Method and system for accessing a file using file names having different file name formats filed 1992, granted 1998
Common name space for long and short filenames filed 1995, granted 1996
Common name space for long and short filenames filed 1996, granted 1998
Method and system for providing a common name space for long and short file names in an operating system filed 1997, granted 2001

This is really absurd. If you read the first three patents, their substance is that you can store long filenames alongside short ones and maintain a link between the two. If the person supplies a long filename you can abbreviate it to a unique string (like "abc-1.exe", "abc-2.exe" etc) in order to create the short file name for the older part of the system. You have to wonder why the patent clerk doesn't consider these ideas to be completely obvious. You don't have to be a computer programmer to see that these ideas are obvious.
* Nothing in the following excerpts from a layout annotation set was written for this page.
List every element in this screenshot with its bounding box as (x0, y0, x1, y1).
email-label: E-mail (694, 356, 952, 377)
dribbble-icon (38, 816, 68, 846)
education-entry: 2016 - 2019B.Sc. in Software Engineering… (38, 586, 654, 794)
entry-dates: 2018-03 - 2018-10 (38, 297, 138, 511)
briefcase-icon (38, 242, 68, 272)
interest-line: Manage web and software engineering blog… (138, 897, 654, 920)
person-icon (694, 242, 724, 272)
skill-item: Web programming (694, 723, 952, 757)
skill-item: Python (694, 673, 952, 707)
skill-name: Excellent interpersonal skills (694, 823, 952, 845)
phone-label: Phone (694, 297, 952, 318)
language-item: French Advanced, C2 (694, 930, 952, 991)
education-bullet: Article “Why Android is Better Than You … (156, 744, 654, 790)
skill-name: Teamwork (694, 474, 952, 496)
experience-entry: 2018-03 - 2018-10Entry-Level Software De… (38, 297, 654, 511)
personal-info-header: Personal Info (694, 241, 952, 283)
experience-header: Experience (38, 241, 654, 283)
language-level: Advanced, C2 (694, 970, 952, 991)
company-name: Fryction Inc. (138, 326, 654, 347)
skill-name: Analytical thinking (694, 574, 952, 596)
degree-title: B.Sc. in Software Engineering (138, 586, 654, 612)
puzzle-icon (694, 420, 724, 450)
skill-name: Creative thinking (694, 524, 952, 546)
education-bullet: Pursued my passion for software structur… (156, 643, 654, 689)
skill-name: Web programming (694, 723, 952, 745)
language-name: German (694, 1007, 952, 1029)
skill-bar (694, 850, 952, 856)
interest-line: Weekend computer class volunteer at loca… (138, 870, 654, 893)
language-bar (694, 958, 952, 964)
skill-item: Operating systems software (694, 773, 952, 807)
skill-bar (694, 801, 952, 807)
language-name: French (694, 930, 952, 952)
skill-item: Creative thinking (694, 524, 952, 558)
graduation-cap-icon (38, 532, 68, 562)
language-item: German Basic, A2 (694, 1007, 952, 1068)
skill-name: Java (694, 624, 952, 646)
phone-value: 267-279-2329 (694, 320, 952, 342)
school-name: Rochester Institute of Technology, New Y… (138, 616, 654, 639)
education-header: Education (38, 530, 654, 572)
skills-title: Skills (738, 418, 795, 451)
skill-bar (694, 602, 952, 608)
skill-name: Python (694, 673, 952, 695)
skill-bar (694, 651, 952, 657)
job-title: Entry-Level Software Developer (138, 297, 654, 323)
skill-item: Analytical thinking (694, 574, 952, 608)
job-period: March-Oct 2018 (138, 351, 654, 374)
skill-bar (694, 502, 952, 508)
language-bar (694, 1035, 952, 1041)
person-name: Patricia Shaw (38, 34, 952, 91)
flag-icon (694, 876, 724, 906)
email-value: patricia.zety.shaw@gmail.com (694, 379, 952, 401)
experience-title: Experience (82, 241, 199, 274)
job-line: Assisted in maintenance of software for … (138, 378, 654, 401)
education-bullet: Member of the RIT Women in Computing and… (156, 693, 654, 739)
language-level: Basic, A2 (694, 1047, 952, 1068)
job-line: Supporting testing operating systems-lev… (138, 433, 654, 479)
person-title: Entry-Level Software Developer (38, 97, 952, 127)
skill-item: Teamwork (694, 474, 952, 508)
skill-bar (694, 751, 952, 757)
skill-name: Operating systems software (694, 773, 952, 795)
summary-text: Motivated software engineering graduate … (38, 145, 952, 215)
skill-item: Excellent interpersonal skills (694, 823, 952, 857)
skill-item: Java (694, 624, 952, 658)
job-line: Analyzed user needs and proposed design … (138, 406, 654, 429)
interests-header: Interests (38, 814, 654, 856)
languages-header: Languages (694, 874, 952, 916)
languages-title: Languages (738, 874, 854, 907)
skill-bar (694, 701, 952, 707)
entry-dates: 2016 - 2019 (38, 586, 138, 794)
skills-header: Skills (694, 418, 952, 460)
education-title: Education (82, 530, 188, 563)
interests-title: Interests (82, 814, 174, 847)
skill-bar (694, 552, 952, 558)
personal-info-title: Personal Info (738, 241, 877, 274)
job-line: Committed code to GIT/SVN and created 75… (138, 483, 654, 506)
The last patent, granted in 2001, really takes the cake. In this patent Microsoft claims its entire drive access API complete with register flags and interrupts along with more minutia concerning long file names. It's kind of ironic that Microsoft is claiming patents in an area where their whole system has long been seen as being particularly defective. The whole long filename thing is only necessary because of the poor design of the original operating system. I guess now obvious ad hoc hacks to fix it qualify as brilliant innovations deserving of patents.

Supporting long filenames, the obvious and natural thing to do, has been around at least as early as 1977 (BSD Unix) and even if it had not it is hard to see how having a long filename is an innovation. Just because memory limitations discouraged using long file names in the early days of computers does not mean it is not an obvious idea. It is too bad that the patent office's policy of granting weak patents and letting the courts hash it out (at great expense) is having effects like this which hurt everybody.